A new equilibrium (wonkish) and various observations (petty)
In basic economics, a supply-and-demand graph shows quantity supplied and demanded on the x-axis and price on the y-axis. The supply curve (normally a line) is upward-sloping, because the higher a price a firm can command for its goods, the more of that good it will produce. Similarly, the lower a good's price, the higher the demand for that good, so the demand curve is downward-sloping. The point at which these curves intersect represents the equilibrium price of that good.
On the graph above, D1 and S represent the supply and demand curves for a given good -- say, X-rated DVD rentals. The makers of these DVDs can produce a given quantity and sell them at price P1, represented by point A. This is the equilibrium price point.
Say something happens to drive up demand for these DVDs. The demand curve will shift to the right, to D2. In response, purveyors of filth will churn out more smut for a suddenly more licentious populace. A greater quantity of DVDs will be sold at higher price P2. Point B represents the new equilibrium price point.
Now consider the y-axis to represent not price but the overall importance a person (say, a Satanically motivated fellow in Colorado) places on running as a steady force in his life. The x-axis represents mileage actually run. S represents the amount of running this heathen is capable of doing, and D2 represents his level of willingness to do it.
Years ago, I was at point B and stayed there for a long time. But as I slowed down and became more disenchanted with myself for having ever poured so much effort into running as a mediocre talent, the satisfaction I derived from it at any mileage level waned, meaning that its importance fell from P2 to P1. For a while, in spite of this, I did as much mileage -- at least sometimes -- as I had done for ages, so my unstable equilibrium point on the above graph fell somewhere below B and to the right of A. Before too long, however, I wised up, and my psychological drive to even go through the motions decreased. This shifted my demand-to-run curve to the left, and the quantity of running I supplied decreased accordingly. The end result is new equilibrium point A, where I do far less running than before, but derive as much satisfaction as I now can from the activity.

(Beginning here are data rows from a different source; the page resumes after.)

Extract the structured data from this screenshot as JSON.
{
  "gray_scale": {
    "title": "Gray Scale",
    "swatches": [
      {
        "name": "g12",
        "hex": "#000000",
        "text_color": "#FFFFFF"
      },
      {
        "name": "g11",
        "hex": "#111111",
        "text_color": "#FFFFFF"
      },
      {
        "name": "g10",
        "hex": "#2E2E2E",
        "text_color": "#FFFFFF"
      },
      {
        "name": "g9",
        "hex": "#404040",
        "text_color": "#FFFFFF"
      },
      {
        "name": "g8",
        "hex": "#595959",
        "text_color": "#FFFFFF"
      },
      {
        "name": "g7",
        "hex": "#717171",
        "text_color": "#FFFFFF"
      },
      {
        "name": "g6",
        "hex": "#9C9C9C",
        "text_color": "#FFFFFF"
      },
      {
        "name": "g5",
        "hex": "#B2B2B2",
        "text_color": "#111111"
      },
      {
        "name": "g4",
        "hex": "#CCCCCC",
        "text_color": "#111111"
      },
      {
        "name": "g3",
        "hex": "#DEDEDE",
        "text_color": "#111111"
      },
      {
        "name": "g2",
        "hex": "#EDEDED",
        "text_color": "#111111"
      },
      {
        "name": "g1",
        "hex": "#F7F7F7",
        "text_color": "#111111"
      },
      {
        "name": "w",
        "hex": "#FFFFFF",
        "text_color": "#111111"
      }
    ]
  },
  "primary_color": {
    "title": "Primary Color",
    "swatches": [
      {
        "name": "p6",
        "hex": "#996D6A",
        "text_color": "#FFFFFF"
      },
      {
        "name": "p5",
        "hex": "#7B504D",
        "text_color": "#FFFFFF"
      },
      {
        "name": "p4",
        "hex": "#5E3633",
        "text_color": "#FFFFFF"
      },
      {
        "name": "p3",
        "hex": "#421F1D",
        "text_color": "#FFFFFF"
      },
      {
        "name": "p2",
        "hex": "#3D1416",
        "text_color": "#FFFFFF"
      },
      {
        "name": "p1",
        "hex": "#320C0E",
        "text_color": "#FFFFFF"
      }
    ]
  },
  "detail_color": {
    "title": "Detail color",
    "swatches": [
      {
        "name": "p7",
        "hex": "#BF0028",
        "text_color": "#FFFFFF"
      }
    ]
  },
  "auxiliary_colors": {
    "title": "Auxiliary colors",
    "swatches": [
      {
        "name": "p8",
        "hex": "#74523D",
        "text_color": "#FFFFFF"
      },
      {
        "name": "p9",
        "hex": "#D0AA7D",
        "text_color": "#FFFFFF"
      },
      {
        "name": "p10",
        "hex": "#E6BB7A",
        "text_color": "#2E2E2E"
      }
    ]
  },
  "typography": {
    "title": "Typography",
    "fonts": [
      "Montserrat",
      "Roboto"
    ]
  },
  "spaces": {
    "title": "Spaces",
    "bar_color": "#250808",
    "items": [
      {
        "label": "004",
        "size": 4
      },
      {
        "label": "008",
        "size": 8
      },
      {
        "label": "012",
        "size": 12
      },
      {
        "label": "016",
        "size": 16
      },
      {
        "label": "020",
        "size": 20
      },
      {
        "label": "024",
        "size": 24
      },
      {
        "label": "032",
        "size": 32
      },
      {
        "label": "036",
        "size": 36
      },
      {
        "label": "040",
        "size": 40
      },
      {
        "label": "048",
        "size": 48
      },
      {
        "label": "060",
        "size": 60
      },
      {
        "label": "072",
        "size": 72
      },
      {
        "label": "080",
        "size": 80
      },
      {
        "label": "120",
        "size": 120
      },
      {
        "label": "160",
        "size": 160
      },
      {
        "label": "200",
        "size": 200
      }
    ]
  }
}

I often wondered back in my racing days how much I would run once I was old and slow, assuming I could still run as much as I pleased. A few friends who were about my age and station decided that about an hour a day would work. As it happens, though no real conscious design on my part, that is about where I seem to have settled: 45 to 50 miles a week takes me a little less than an hour a day, on average, to lay down.
QUIZ: What would happen if I suddenly "needed" running more again, and P1 jumped up to P2, but without any more willingness on my part to run more than I do? How could I then achieve an equilibrium state?

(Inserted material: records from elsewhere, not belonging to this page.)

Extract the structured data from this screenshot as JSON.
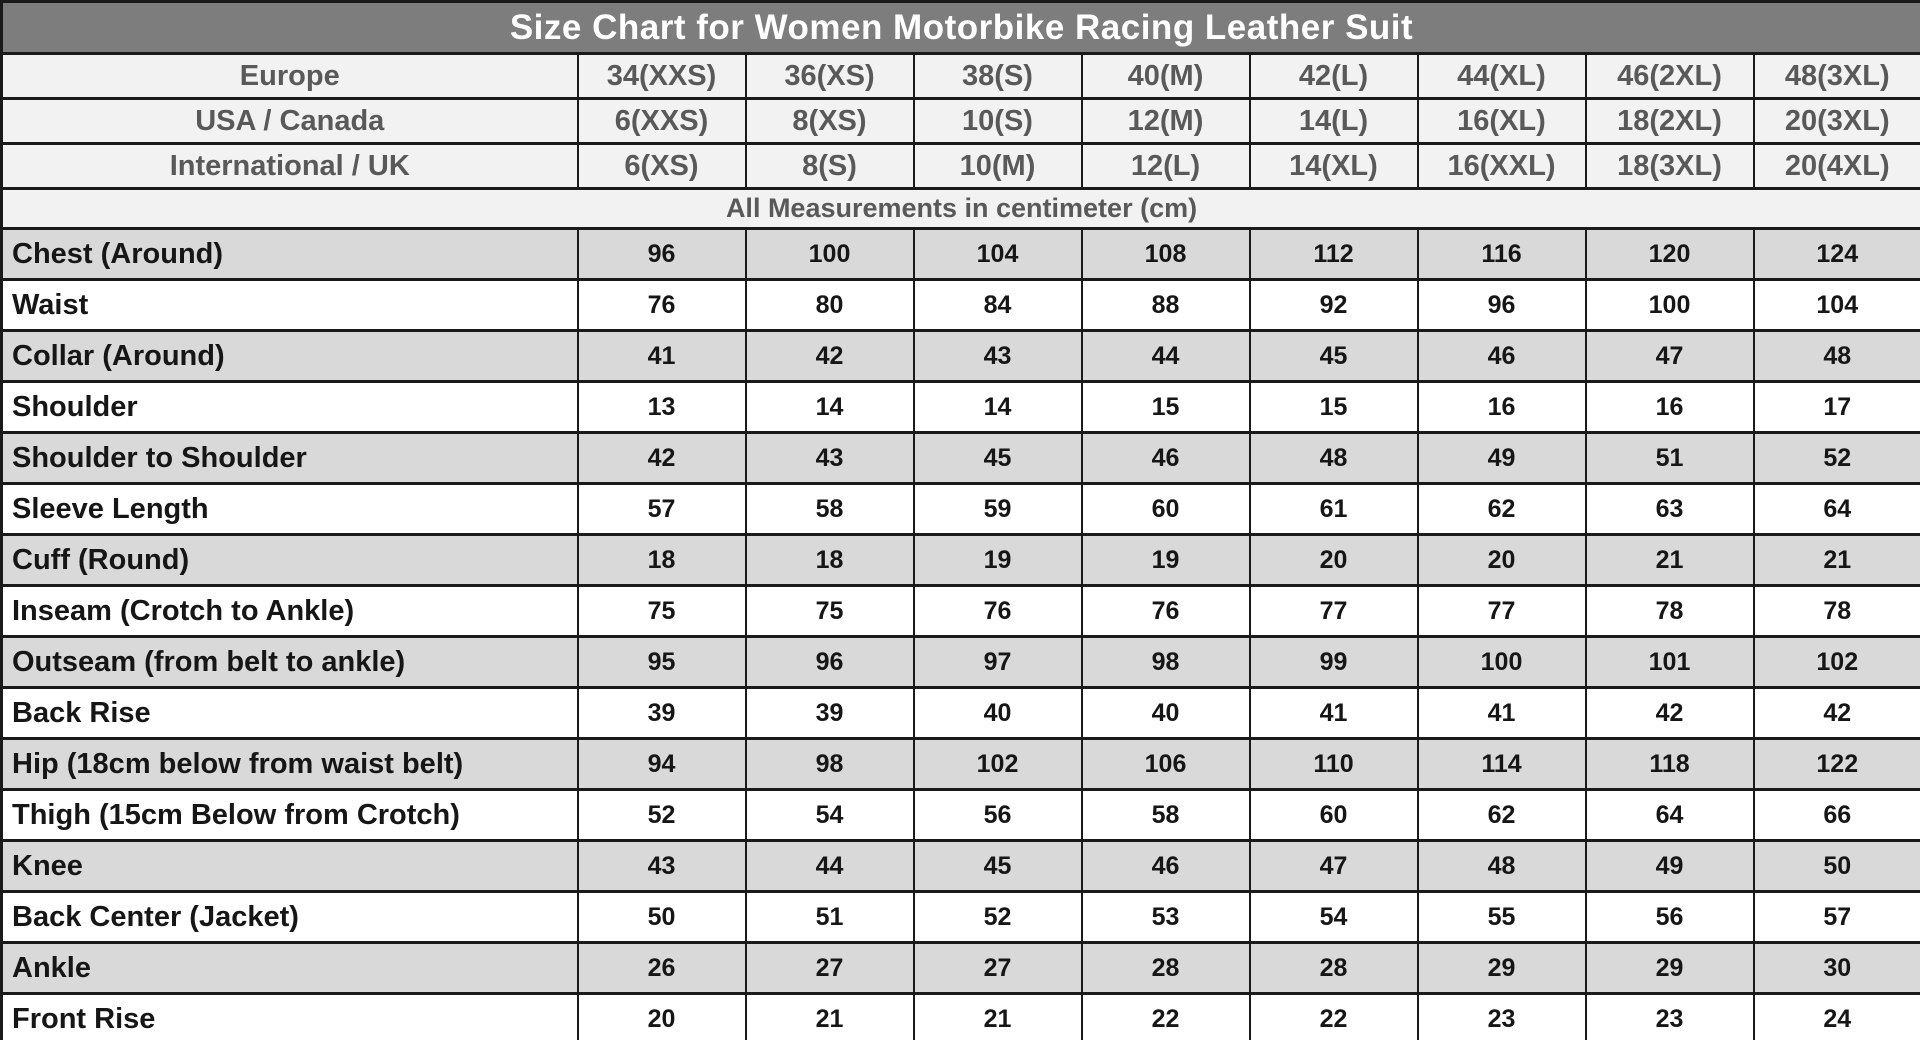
{
  "chart_data": {
    "type": "table",
    "title": "Size Chart for Women Motorbike Racing Leather Suit",
    "note": "All Measurements in centimeter (cm)",
    "size_rows": [
      {
        "label": "Europe",
        "sizes": [
          "34(XXS)",
          "36(XS)",
          "38(S)",
          "40(M)",
          "42(L)",
          "44(XL)",
          "46(2XL)",
          "48(3XL)"
        ]
      },
      {
        "label": "USA / Canada",
        "sizes": [
          "6(XXS)",
          "8(XS)",
          "10(S)",
          "12(M)",
          "14(L)",
          "16(XL)",
          "18(2XL)",
          "20(3XL)"
        ]
      },
      {
        "label": "International / UK",
        "sizes": [
          "6(XS)",
          "8(S)",
          "10(M)",
          "12(L)",
          "14(XL)",
          "16(XXL)",
          "18(3XL)",
          "20(4XL)"
        ]
      }
    ],
    "measurement_rows": [
      {
        "label": "Chest (Around)",
        "values": [
          "96",
          "100",
          "104",
          "108",
          "112",
          "116",
          "120",
          "124"
        ]
      },
      {
        "label": "Waist",
        "values": [
          "76",
          "80",
          "84",
          "88",
          "92",
          "96",
          "100",
          "104"
        ]
      },
      {
        "label": "Collar (Around)",
        "values": [
          "41",
          "42",
          "43",
          "44",
          "45",
          "46",
          "47",
          "48"
        ]
      },
      {
        "label": "Shoulder",
        "values": [
          "13",
          "14",
          "14",
          "15",
          "15",
          "16",
          "16",
          "17"
        ]
      },
      {
        "label": "Shoulder to Shoulder",
        "values": [
          "42",
          "43",
          "45",
          "46",
          "48",
          "49",
          "51",
          "52"
        ]
      },
      {
        "label": "Sleeve Length",
        "values": [
          "57",
          "58",
          "59",
          "60",
          "61",
          "62",
          "63",
          "64"
        ]
      },
      {
        "label": "Cuff (Round)",
        "values": [
          "18",
          "18",
          "19",
          "19",
          "20",
          "20",
          "21",
          "21"
        ]
      },
      {
        "label": "Inseam (Crotch to Ankle)",
        "values": [
          "75",
          "75",
          "76",
          "76",
          "77",
          "77",
          "78",
          "78"
        ]
      },
      {
        "label": "Outseam (from belt to ankle)",
        "values": [
          "95",
          "96",
          "97",
          "98",
          "99",
          "100",
          "101",
          "102"
        ]
      },
      {
        "label": "Back Rise",
        "values": [
          "39",
          "39",
          "40",
          "40",
          "41",
          "41",
          "42",
          "42"
        ]
      },
      {
        "label": "Hip (18cm below from waist belt)",
        "values": [
          "94",
          "98",
          "102",
          "106",
          "110",
          "114",
          "118",
          "122"
        ]
      },
      {
        "label": "Thigh (15cm Below from Crotch)",
        "values": [
          "52",
          "54",
          "56",
          "58",
          "60",
          "62",
          "64",
          "66"
        ]
      },
      {
        "label": "Knee",
        "values": [
          "43",
          "44",
          "45",
          "46",
          "47",
          "48",
          "49",
          "50"
        ]
      },
      {
        "label": "Back Center (Jacket)",
        "values": [
          "50",
          "51",
          "52",
          "53",
          "54",
          "55",
          "56",
          "57"
        ]
      },
      {
        "label": "Ankle",
        "values": [
          "26",
          "27",
          "27",
          "28",
          "28",
          "29",
          "29",
          "30"
        ]
      },
      {
        "label": "Front Rise",
        "values": [
          "20",
          "21",
          "21",
          "22",
          "22",
          "23",
          "23",
          "24"
        ]
      }
    ]
  },
  "colors": {
    "title_bg": "#7d7d7d",
    "title_text": "#ffffff",
    "header_bg": "#f2f2f2",
    "header_text": "#595959",
    "row_shade_bg": "#d9d9d9",
    "row_plain_bg": "#ffffff",
    "data_text": "#161616",
    "border": "#1a1a1a"
  }
}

Now that various intermediate times are often included in online race results even for events shorter than marathons, I find myself scanning down the columns of splits early in the race to look for outliers. Sometimes you'll see even some of the fastest finishers coming from way back at say, 10K into a half-marathon, but far more often it goes the other way. I derive an uncomfortable level of satisfaction from looking down to see which person has finished in the highest (worst) place in a long race after, for example, a first 5K under 20:00 or a first 10K under 40:00. (I usually exclude marathons from this, since the high number of people who fall apart in the last third of a 26.2-miler cheapens the Schadenfreude considerably.)
These pictures were taken by a friend during an 11-mile run yesterday that took us through all sorts of interesting places. The salient point about these photos isn't my level of reverence for the sculptures that graciously posed with me; it's the fact that I had no shirt on. The high temperature was in the 60s here in Boulder.
This one was taken this afternoon, about 20 minutes before it started raining. It is now 33 degrees and snowing at 9:20 p.m. I did not know that this was in the forecast, but it doesn't surprise me.
There is a 400-meter track just out of the frame in this photo, and I was considering doing something resembling a workout on its surface even as I took in this worsening-by-the-minute tableau. Fortunately, there was a Sunday soccer game going on, and as invariably happens -- even in Boulder where runners tend to hold disproportionate public sway but especially in Boulder where the sense of entitlement is only slightly lower than it is in the West Wing -- the parents of the kids playing had plopped not only themselves but most of their crap in lane one. I've never understood this, because here, as at most such facilities, there is plenty of room between the inside of the track and the soccer field to set up camp. While such people are certainly inviting a flurry of curses and perhaps a few keyed car doors from people more motivated and misanthropic than I, in this case I has been gift-wrapped a perfect excuse to do a haphazard few miles around East Boulder Park instead (see: the first part of this post).
I will leave you all with a clip that is also from yesterday's run. About once a week, I check in with the octet of goats at the Jewish Community Center about three miles from my house. My favorite is Sahar, the black-and-white one. I've decided that more than one pass through the video should leave anyone who has undergone a fairly normal socialization process with a vague sense of creeping unease.